Other experts saw more overlap. Charles Branas, who chairs the Epidemiology Department and directs the CDC Center for Injury Science and Prevention at Columbia University’s Mailman School of Public Health, has worked on studies about suicides and news reporting. 

“I wish [reporters] would elevate the need to address those [everyday] shootings the same way they seem to [give] preference to these mass shootings,” he said. “But by the same token, I can see how those day-to-day-shootings, if they were elevated and brought forward in the news cycle, that misreporting of them could really become a problem. Just like it has for suicide.”

Rod Hicks, director of equity and diversity for the Society of Professional Journalists, had a different perspective. “Beard’s research is good, but there is enough anecdotal evidence that any journalist could look at and see that there needs to be change in how we cover crime,” he said.

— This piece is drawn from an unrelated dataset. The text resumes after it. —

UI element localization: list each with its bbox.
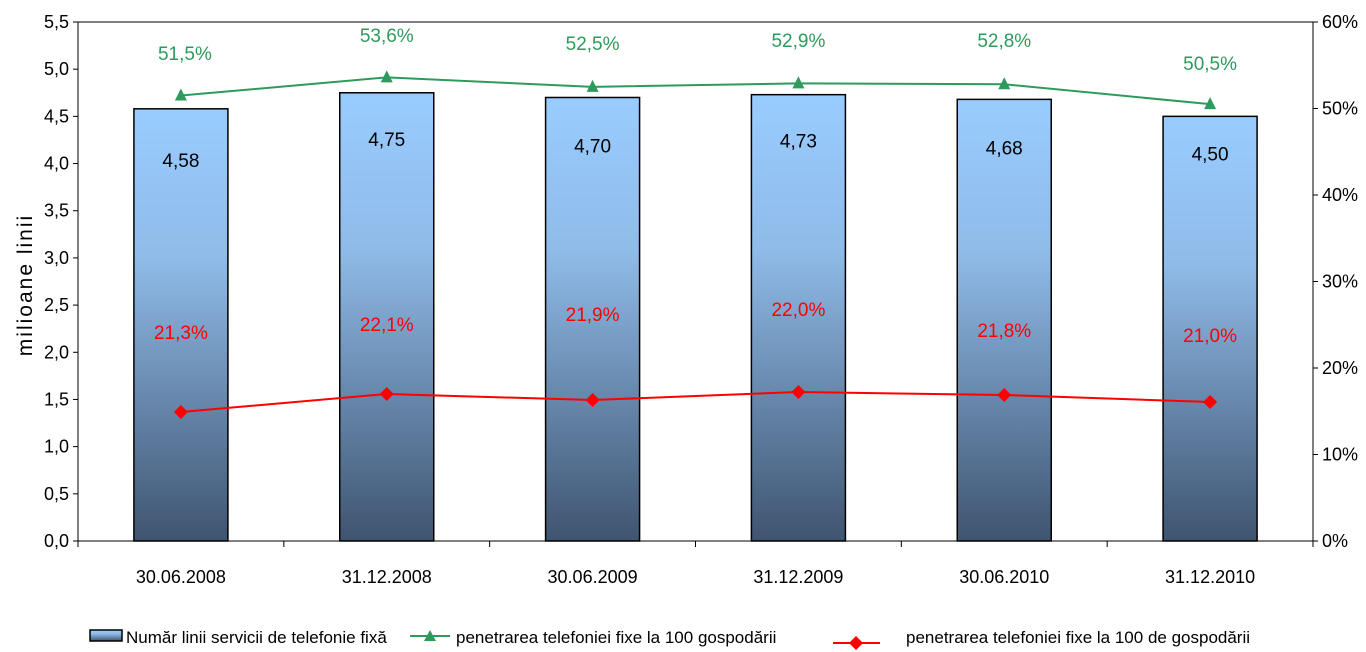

Empirical evidence, Hicks said, often drives change in newsrooms. “I don’t think that this [report] is going to be enough to satisfy them,” he added. “But my question is, do you really need empirical evidence? I don’t think that you do.”

Emerging solutions

The study suggests some potential fixes, like including victims’ voices in news reports and replacing episodic crime reporting with deeper stories. It also suggests omitting specific information about an injured victim’s clinical condition — like the number and location of bullet rounds — and, for safety reasons, about their location, like the name of the hospital they’re in. The report also suggests that news outlets limit videos that depict graphic violence, and challenges journalists to focus on the response to the problem and evaluate the evidence of any one solution’s impact.

MacMillan acknowledged that some journalists are already trying to find better ways. “It’s the ratio of harmful reporting to helpful reporting that we’re concerned with,” he said.

One suggestion, Hicks said, is considering how any story “will be viewed by the public and how it will be viewed by the victims of crime.”

Already, organizations like SPJ create guidelines to help newsrooms adhere to high ethical standards. “Ethical journalism treats sources, subjects, colleagues, and members of the public as human beings deserving of respect. That’s already there. In the code of ethics,” Hicks said. “Do we need a reason to be more compassionate in coverage of crime victims?”

Beard would say yes. “Even with all the very best, the most ethical, the most empathetic reporting that we have about firearm injury survivors and firearm violence in Philadelphia, there’s still the potential for harmful reporting.”